Un año más, el cielo y la noche de Alcobendas se prepara para uno de los espectáculos astronómicos más esperados del verano: la lluvia de estrellas de las Perseidas, popularmente conocida como las ‘Lágrimas de San Lorenzo’. Este fenómeno, que cautiva a astrónomos y aficionados por igual, surcará la bóveda celeste entre el 11 y el 15 de agosto, alcanzando su pico de actividad en las madrugadas del 12 y 13 de este mes.
Para muchos, la llegada de las Perseidas es una tradición que invita al encuentro. Familias y amigos se reúnen en las zonas rurales de España, alejados del bullicio y la contaminación lumínica de las ciudades. La ocasión se presta para disfrutar de la fresca brisa de la noche y compartir un momento juntos, inmersos en la magia de este evento natural. Es en la España vaciada, donde los cielos oscuros se convierten en el mejor telón de fondo, donde esta tradición arraiga con mayor fuerza, llenando los pueblos de vida durante estos días de verano, a menudo vísperas de festivos.
Sin embargo, para los que residen en zonas como Alcobendas y su entorno esta experiencia es diferente. La intensa iluminación artificial de las ciudades dificulta la observación, obligando a los entusiastas a buscar rincones que ofrezcan una ventana al firmamento. En el caso de Alcobendas y sus alrededores, aunque la visibilidad no es comparable a la de un entorno rural, existen algunas opciones para quienes no pueden desplazarse lejos.

ENCLAVES RECOMENDADOS PARA LA OBSERVACIÓN EN ALCOBENDAS Y SU ENTORNO
Si las circunstancias te mantienen en el entorno urbano, no todo está perdido. Con un poco de planificación, es posible encontrar puntos desde donde vislumbrar las estrellas fugaces sin necesidad de emprender un largo viaje.

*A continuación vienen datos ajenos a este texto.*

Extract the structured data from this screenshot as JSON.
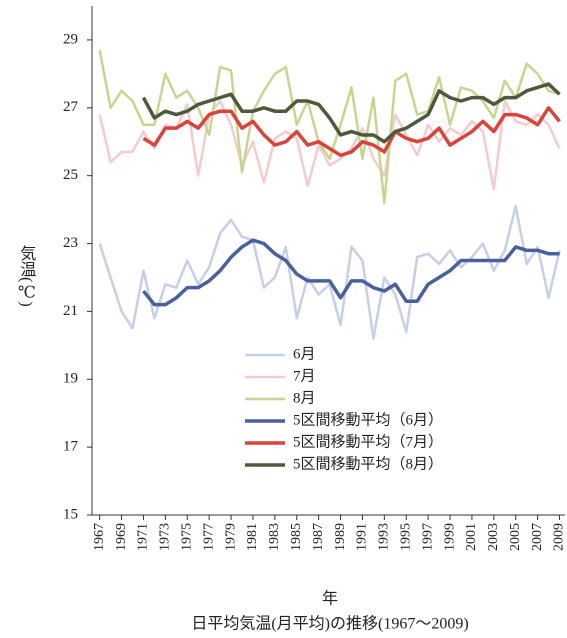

El primero de los que recomendamos es el Parque de Andalucía en Alcobendas. Este espacio verde se presenta como una alternativa accesible. Sus áreas más alejadas de las farolas ofrecen una menor iluminación directa. Aunque el cielo no alcanza la oscuridad ideal, es una opción válida para una observación informal, una escapada rápida de la luz de la ciudad para quienes quieren presenciar el evento sin salir de la localidad.
Por otro lado, esta la conocidísima Dehesa Boyal en San Sebastián de los Reyes. A tan solo unos minutos de Alcobendas, esta zona natural elevada ofrece condiciones más favorables. Su menor iluminación artificial y su posición en altura la convierten en una opción superior para aquellos que buscan mejorar su experiencia visual. Es una alternativa cercana que permite una conexión más íntima con el fenómeno celeste.

GUÍA PARA UNA CORRECTA OBSERVACIÓN
Para que la experiencia sea inolvidable, es fundamental seguir algunos consejos. La paciencia y la preparación son clave para disfrutar al máximo de las Perseidas, incluso en un entorno urbano como el de Alcobendas y sus alrededores.
- Busca la oscuridad: Dentro de los parques o espacios elegidos, aléjate lo más posible de cualquier fuente de luz artificial. Un rincón con árboles o un punto elevado pueden ser tus aliados.
- Aclimatación visual: La vista necesita tiempo para adaptarse a la oscuridad. Llega al menos 20 minutos antes de comenzar la observación y evita mirar a pantallas brillantes, como la de tu teléfono móvil, que pueden arruinar tu adaptación visual.
- Comodidad: El espectáculo puede durar horas, por lo que es recomendable llevar una manta o esterilla para tumbarte. Mirar al cielo de forma relajada y cómoda te permitirá disfrutar más del momento.
- Orientación: Para una mejor visualización, dirige tu mirada hacia la constelación de Perseo, en dirección noreste.
- Ten paciencia: Las estrellas fugaces aparecen de forma intermitente. La clave es la observación continua y tranquila. No te desesperes si tardas en ver la primera.
A pesar de las limitaciones que impone el entorno urbano, con estos consejos y una buena elección del lugar, es totalmente posible disfrutar de la lluvia de estrellas sin salir de la ciudad de Alcobendas. Las ‘Lágrimas de San Lorenzo’ son un recordatorio anual de la belleza del cosmos, un evento que nos invita a mirar hacia arriba y reconectar con la naturaleza, sin importar dónde nos encontremos.